Le point de départ, dans la Convention de 1979 comme dans celle de 1965, est la définition de la discrimination. Elle se fait, dans les deux textes, dans des termes relativement proches puisque, selon l’article 1er CEDAW, la « discrimination à l’égard des femmes » est « toute distinction, exclusion ou restriction fondée sur le sexe qui a pour effet ou pour but de compromettre ou de détruire la reconnaissance, la jouissance ou l’exercice par les femmes, quel que soit leur état matrimonial, sur la base de l’égalité de l’homme et de la femme, des droits de l’homme et des libertés fondamentales dans les domaines politique, économique, social, culturel et civil ou dans tout autre domaine ». Ce n’est que dans un second temps, suivant aussi la logique de la Convention sur la discrimination raciale, que la Convention sur les femmes excuse certaines mesures que certains États voudraient bien adopter en faveur des femmes, mesures qui rompent, formellement, l’égalité entre les deux sexes et qui, par conséquent, seraient vues comme incompatibles avec la Convention en l’absence de leur autorisation explicite par cette dernière. L’article 4 §1 CEDAW a la teneur suivante :
« L’adoption par les États parties de mesures temporaires spéciales visant à accélérer l’instauration d’une égalité de fait entre les hommes et les femmes n’est pas considérée comme un acte de discrimination tel qu’il est défini dans la présente Convention, mais ne doit en aucune façon avoir pour conséquence le maintien de normes inégales ou distinctes ; ces mesures doivent être abrogées dès que les objectifs en matière d’égalité de chances et de traitement ont été atteints ».
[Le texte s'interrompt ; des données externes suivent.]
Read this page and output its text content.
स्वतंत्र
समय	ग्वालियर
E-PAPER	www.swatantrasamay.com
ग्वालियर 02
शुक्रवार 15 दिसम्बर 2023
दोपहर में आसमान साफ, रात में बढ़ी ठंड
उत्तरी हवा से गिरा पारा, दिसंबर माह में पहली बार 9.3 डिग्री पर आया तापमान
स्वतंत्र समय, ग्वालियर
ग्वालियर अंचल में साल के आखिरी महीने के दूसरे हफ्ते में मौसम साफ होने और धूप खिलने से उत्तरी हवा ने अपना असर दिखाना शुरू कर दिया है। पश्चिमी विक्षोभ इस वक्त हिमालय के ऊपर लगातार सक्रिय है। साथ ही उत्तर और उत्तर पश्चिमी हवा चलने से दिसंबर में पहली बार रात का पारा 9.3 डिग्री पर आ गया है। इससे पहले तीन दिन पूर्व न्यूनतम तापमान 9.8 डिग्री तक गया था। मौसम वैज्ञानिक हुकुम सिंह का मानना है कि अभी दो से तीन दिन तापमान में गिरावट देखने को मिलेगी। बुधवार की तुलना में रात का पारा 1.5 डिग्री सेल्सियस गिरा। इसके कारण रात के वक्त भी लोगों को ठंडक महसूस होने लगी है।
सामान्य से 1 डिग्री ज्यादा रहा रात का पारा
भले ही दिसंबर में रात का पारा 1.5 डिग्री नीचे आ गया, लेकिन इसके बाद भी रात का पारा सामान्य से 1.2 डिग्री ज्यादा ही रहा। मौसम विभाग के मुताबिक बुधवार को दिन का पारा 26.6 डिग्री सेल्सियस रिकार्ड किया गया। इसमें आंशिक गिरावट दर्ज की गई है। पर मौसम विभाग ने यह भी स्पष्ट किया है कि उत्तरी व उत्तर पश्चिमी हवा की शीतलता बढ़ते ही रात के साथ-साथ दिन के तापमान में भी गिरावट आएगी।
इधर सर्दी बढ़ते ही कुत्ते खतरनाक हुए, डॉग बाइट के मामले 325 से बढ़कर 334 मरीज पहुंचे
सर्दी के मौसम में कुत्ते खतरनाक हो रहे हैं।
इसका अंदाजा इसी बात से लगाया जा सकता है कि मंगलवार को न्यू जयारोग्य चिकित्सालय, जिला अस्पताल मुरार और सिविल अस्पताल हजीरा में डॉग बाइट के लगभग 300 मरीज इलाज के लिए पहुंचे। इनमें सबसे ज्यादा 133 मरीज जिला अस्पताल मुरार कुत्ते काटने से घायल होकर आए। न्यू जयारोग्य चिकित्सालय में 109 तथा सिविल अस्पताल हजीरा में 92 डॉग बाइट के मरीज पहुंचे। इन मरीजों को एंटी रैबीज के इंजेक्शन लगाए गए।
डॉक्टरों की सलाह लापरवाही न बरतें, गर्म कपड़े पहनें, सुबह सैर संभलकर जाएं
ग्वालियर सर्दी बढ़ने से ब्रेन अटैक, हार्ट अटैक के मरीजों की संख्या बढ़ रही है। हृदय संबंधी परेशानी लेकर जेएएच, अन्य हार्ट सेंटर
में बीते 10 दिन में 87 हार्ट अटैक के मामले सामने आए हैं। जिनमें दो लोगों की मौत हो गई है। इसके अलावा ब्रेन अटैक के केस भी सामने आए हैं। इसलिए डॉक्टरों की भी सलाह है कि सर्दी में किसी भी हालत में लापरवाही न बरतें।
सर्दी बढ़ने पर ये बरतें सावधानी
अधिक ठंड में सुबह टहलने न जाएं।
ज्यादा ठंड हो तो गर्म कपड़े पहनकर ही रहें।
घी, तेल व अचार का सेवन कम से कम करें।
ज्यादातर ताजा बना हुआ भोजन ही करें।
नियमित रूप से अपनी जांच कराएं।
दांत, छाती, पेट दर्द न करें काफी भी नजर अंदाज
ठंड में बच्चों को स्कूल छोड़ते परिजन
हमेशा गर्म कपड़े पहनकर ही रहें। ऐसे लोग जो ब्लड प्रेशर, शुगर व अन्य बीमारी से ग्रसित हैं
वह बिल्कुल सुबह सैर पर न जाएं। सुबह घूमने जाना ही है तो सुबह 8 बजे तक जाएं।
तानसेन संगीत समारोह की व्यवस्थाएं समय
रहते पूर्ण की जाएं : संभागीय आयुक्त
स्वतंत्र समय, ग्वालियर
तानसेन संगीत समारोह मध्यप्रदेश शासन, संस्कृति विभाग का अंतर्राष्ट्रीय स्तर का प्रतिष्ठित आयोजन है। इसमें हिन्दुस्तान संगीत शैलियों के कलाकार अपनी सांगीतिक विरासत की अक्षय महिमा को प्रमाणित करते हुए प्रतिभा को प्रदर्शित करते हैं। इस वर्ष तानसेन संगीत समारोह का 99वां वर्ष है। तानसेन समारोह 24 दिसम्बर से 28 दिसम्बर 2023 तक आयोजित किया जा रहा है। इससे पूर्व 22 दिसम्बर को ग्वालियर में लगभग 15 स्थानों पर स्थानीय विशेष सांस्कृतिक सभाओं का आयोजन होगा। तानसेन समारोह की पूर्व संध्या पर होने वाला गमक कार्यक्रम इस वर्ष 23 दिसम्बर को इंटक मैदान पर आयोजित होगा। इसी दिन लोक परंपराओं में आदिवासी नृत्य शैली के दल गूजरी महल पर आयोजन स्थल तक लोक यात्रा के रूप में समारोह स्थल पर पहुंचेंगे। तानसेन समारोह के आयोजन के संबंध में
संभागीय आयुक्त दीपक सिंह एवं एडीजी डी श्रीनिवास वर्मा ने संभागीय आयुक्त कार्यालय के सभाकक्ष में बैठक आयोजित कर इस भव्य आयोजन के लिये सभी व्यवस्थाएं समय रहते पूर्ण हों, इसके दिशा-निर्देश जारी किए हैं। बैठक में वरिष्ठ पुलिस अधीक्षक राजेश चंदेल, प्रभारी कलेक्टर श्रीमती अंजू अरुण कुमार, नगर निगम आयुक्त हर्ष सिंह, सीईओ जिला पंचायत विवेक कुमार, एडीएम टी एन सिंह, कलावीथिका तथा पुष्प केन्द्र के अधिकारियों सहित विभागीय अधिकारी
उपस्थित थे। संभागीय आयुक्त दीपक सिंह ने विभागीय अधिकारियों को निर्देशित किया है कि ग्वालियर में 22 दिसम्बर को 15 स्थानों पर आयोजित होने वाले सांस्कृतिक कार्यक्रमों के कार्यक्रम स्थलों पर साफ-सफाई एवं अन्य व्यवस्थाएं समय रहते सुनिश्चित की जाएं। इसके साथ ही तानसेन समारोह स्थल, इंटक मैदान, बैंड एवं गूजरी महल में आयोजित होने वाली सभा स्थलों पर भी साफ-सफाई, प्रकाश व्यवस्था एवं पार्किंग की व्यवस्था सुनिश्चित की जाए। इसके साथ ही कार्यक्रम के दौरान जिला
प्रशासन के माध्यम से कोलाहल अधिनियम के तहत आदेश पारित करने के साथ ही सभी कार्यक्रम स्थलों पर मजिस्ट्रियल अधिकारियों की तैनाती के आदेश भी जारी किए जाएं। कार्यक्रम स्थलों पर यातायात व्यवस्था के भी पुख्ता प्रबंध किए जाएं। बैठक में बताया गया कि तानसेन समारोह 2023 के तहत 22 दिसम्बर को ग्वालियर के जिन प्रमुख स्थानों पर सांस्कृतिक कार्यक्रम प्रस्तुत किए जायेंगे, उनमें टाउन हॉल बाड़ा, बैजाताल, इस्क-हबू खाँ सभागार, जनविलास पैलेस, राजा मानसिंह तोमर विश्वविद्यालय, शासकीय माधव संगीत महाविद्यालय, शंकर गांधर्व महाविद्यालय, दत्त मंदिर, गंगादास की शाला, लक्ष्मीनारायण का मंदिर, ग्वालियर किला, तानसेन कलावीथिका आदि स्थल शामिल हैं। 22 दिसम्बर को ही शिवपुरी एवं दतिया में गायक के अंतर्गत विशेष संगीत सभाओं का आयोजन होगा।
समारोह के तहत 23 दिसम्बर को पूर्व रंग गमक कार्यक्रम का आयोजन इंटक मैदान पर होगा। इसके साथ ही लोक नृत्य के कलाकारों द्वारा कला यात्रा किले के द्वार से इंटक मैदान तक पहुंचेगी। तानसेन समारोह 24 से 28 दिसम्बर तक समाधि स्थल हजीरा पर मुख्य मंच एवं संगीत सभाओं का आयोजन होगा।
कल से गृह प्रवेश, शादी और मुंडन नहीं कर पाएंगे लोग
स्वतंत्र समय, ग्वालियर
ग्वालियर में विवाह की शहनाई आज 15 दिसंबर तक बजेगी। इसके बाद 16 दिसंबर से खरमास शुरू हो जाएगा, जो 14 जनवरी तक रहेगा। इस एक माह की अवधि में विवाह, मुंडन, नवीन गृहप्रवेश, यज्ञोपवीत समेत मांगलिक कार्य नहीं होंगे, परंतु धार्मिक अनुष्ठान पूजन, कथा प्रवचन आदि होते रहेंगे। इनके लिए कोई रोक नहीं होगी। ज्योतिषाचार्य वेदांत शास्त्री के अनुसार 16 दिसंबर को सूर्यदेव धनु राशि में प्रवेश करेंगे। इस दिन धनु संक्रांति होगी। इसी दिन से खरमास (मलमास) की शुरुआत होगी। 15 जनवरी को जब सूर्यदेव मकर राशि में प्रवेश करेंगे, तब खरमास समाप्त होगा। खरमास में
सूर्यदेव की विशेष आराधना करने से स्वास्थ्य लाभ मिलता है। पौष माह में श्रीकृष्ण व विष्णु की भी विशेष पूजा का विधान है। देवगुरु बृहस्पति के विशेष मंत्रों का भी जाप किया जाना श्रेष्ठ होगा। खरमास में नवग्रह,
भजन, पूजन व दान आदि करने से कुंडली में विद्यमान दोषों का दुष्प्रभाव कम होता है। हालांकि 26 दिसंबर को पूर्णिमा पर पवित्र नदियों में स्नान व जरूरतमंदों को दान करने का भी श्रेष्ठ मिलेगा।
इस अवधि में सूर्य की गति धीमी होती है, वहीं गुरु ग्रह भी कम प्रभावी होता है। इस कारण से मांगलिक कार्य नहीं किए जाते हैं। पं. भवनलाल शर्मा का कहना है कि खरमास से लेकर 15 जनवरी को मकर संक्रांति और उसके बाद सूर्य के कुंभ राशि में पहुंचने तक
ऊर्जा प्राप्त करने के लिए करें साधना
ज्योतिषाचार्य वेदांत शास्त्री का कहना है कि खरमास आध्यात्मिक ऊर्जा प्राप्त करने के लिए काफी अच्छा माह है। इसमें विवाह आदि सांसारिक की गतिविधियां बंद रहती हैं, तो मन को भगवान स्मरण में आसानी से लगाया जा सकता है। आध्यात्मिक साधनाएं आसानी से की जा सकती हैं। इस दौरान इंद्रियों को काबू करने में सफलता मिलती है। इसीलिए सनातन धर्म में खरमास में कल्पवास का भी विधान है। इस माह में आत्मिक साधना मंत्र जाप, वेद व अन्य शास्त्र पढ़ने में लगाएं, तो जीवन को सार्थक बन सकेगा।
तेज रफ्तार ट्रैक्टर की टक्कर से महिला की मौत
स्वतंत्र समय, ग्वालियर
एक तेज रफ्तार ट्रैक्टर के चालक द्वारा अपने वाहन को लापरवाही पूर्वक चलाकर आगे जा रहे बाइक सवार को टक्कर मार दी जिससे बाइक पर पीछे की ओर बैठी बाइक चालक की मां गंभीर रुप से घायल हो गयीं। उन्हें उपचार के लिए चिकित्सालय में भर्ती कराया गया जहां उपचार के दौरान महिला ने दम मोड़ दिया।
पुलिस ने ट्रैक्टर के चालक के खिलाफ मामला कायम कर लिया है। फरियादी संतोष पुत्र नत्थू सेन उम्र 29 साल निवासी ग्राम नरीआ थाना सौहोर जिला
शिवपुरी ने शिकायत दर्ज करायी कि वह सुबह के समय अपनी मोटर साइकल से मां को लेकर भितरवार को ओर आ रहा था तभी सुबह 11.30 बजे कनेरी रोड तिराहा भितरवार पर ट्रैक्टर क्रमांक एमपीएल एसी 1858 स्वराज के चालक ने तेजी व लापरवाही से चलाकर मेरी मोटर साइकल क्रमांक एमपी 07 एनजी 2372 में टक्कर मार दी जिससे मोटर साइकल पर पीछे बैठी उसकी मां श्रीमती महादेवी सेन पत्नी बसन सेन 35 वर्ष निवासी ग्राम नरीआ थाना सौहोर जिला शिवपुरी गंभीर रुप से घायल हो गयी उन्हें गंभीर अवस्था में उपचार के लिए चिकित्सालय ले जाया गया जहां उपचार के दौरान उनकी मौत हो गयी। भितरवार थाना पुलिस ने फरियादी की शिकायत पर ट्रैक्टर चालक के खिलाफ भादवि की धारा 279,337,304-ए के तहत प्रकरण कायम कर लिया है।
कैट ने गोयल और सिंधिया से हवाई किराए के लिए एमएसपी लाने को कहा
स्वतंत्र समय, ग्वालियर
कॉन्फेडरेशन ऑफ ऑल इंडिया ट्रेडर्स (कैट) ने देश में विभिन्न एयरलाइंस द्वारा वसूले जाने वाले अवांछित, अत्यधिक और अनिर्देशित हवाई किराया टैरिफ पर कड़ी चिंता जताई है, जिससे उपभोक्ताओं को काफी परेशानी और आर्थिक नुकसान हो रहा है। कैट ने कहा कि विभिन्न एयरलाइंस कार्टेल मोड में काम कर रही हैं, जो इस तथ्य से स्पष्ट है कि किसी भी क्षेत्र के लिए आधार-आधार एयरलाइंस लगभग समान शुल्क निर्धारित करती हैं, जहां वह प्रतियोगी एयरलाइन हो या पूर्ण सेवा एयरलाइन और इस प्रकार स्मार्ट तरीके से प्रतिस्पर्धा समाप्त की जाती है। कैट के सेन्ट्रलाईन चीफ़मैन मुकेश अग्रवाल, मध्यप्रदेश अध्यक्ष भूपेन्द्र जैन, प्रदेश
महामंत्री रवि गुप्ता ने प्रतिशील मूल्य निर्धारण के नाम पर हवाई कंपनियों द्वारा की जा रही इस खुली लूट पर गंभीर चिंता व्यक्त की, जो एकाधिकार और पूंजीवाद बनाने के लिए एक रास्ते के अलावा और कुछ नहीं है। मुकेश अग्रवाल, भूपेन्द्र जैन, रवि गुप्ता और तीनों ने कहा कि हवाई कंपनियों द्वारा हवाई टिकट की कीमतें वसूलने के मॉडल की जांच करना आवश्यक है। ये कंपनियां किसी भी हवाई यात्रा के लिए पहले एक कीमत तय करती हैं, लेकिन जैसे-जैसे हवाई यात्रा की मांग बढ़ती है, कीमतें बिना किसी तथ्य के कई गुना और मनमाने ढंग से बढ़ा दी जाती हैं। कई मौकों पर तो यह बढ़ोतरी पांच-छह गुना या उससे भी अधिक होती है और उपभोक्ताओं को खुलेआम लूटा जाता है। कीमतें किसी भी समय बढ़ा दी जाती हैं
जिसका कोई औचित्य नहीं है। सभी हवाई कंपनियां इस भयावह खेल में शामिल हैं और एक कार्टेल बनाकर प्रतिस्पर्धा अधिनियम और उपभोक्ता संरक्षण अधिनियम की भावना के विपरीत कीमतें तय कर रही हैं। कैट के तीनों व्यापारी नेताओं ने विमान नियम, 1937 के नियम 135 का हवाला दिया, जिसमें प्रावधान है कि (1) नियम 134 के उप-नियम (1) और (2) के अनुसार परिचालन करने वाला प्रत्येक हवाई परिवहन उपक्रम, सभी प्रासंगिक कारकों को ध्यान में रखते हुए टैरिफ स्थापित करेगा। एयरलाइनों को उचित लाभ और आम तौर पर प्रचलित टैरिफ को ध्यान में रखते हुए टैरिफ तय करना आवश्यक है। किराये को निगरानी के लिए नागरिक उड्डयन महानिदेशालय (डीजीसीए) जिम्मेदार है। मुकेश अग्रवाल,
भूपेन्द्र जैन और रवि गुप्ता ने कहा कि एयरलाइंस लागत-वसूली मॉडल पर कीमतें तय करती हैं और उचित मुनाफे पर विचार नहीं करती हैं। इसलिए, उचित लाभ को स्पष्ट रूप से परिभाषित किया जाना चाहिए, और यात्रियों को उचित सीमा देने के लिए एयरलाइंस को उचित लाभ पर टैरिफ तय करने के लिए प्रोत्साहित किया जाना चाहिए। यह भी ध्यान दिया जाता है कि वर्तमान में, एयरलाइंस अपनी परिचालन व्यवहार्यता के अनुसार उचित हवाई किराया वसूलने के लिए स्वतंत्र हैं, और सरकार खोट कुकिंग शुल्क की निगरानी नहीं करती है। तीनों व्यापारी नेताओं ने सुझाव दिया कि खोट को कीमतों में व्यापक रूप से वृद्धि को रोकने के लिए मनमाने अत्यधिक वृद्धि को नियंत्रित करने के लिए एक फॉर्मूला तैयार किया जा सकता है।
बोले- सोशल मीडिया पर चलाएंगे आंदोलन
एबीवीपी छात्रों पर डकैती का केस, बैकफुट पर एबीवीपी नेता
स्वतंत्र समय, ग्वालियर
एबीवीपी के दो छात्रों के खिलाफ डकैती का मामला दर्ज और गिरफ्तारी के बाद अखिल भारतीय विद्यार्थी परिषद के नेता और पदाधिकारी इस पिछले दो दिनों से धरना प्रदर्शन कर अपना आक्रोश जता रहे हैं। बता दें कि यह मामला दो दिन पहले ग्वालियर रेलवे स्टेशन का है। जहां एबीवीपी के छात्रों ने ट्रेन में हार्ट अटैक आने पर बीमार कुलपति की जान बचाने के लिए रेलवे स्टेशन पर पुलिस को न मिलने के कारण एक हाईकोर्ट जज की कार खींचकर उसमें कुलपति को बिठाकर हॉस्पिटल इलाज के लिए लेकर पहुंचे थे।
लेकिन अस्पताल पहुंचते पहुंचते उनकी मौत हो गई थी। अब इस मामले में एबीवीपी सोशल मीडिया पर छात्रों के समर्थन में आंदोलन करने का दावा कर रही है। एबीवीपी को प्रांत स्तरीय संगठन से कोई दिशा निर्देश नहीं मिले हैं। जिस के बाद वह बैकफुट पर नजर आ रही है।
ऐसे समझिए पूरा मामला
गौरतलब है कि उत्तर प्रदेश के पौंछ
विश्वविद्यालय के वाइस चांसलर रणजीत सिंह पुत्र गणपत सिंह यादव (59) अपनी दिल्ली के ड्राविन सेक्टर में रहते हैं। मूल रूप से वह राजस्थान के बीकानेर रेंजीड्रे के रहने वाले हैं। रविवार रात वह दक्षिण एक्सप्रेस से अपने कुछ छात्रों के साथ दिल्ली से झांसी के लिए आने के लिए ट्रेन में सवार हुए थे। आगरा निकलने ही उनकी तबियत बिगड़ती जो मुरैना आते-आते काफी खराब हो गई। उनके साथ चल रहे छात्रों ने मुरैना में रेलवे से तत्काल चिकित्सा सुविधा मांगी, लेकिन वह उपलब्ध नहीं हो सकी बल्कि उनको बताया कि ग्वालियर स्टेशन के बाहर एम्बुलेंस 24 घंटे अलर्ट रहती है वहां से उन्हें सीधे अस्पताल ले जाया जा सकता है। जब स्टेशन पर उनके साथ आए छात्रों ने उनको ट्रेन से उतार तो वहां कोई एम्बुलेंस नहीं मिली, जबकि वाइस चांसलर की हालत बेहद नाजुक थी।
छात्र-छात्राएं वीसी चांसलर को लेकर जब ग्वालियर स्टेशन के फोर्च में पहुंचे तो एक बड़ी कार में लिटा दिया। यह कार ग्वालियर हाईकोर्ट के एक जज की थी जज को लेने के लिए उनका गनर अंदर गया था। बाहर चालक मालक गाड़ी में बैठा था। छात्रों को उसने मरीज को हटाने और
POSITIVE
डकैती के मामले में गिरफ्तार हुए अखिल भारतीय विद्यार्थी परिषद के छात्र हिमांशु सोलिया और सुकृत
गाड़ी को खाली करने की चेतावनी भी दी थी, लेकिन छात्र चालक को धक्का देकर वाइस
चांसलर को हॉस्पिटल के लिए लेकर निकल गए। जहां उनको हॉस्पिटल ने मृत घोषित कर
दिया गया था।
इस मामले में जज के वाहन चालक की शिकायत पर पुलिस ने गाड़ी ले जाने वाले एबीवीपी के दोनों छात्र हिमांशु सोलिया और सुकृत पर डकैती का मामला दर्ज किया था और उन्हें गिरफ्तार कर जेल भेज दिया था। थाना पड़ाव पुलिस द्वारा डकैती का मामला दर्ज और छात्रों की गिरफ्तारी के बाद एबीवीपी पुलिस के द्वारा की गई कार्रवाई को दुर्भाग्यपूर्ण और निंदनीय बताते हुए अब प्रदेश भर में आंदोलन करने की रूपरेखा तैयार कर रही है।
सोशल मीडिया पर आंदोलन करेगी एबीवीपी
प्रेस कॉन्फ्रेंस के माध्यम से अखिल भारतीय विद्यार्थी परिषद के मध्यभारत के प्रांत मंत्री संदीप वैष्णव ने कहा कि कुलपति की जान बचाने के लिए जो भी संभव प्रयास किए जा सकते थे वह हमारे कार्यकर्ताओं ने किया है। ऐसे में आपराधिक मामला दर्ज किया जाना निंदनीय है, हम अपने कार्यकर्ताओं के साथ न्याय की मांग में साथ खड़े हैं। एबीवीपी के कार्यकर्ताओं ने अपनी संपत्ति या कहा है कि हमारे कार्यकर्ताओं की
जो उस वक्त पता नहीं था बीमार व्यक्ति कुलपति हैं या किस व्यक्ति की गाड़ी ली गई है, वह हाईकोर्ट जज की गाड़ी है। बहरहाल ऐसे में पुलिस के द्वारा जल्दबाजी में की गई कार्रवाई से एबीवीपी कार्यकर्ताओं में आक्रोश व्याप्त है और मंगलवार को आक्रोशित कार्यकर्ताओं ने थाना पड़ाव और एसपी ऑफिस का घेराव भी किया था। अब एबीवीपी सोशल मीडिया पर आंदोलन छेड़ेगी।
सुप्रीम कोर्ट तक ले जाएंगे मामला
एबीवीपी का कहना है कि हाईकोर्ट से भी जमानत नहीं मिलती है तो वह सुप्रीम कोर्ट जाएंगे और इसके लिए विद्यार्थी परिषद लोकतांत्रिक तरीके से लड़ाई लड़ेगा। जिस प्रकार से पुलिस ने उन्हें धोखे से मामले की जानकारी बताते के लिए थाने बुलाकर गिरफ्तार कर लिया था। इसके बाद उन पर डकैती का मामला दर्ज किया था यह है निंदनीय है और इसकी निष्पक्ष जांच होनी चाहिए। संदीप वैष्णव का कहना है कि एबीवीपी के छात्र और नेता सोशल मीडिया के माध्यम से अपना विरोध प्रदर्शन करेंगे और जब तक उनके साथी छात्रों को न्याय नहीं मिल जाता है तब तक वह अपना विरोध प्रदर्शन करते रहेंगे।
L’article 1 §4 CERD est conceptuellement très proche de cette disposition pour que les rédacteurs de cette dernière n’en soient pas inspirés. On y trouve, en effet, également les deux ensembles de conditions, les unes positives, lesautres négatives, qui visent à asseoir la compatibilité des « mesures temporaires spéciales » avec la CEDAW. Toutes ces conditions doivent être réunies afin que de telles mesures ne soient ab initio ou ne finissent par devenir de la discrimination (prohibée) au sens de l’article 1er CEDAW. En ce qui concerne les conditions que l’on a qualifiées de positives, elles présentent de fortes ressemblances avec celles de l’article 1 §4 CERD mais l’on peut aussi noter quelques dissemblances. Ainsi, dans les deux textes, on parle de « mesures spéciales », mesures que l’on pourrait donc qualifier de ponctuelles, intervenant dans tel ou tel domaine et, sans doute, adaptées au domaine concerné. Cette adaptation implique aussi que ces mesures soient proportionnées à l’objectif à atteindre bien que l’on notera que le texte de la Convention sur les femmes est caractérisé par une certaine économie de moyens (et donc de mots) en comparaison de l’article correspondant de la Convention de 1965. Des expressions un peu lourdes comme « groupes […] ayant besoin de la protection qui peut être nécessaire pour […] », « progrès comme il convient » ont été éliminées. Plus direct, l’article 4 §1 CEDAW énonce immédiatement l’objectif que doivent pouvoir poursuivre les « mesures spéciales ». Il s’agit pour elles de « viser à accélérer l’instauration d’une égalité ». On évite ainsi les circonlocutions inutiles et stylistiquement peu élégantes que comporte la Convention de 1965.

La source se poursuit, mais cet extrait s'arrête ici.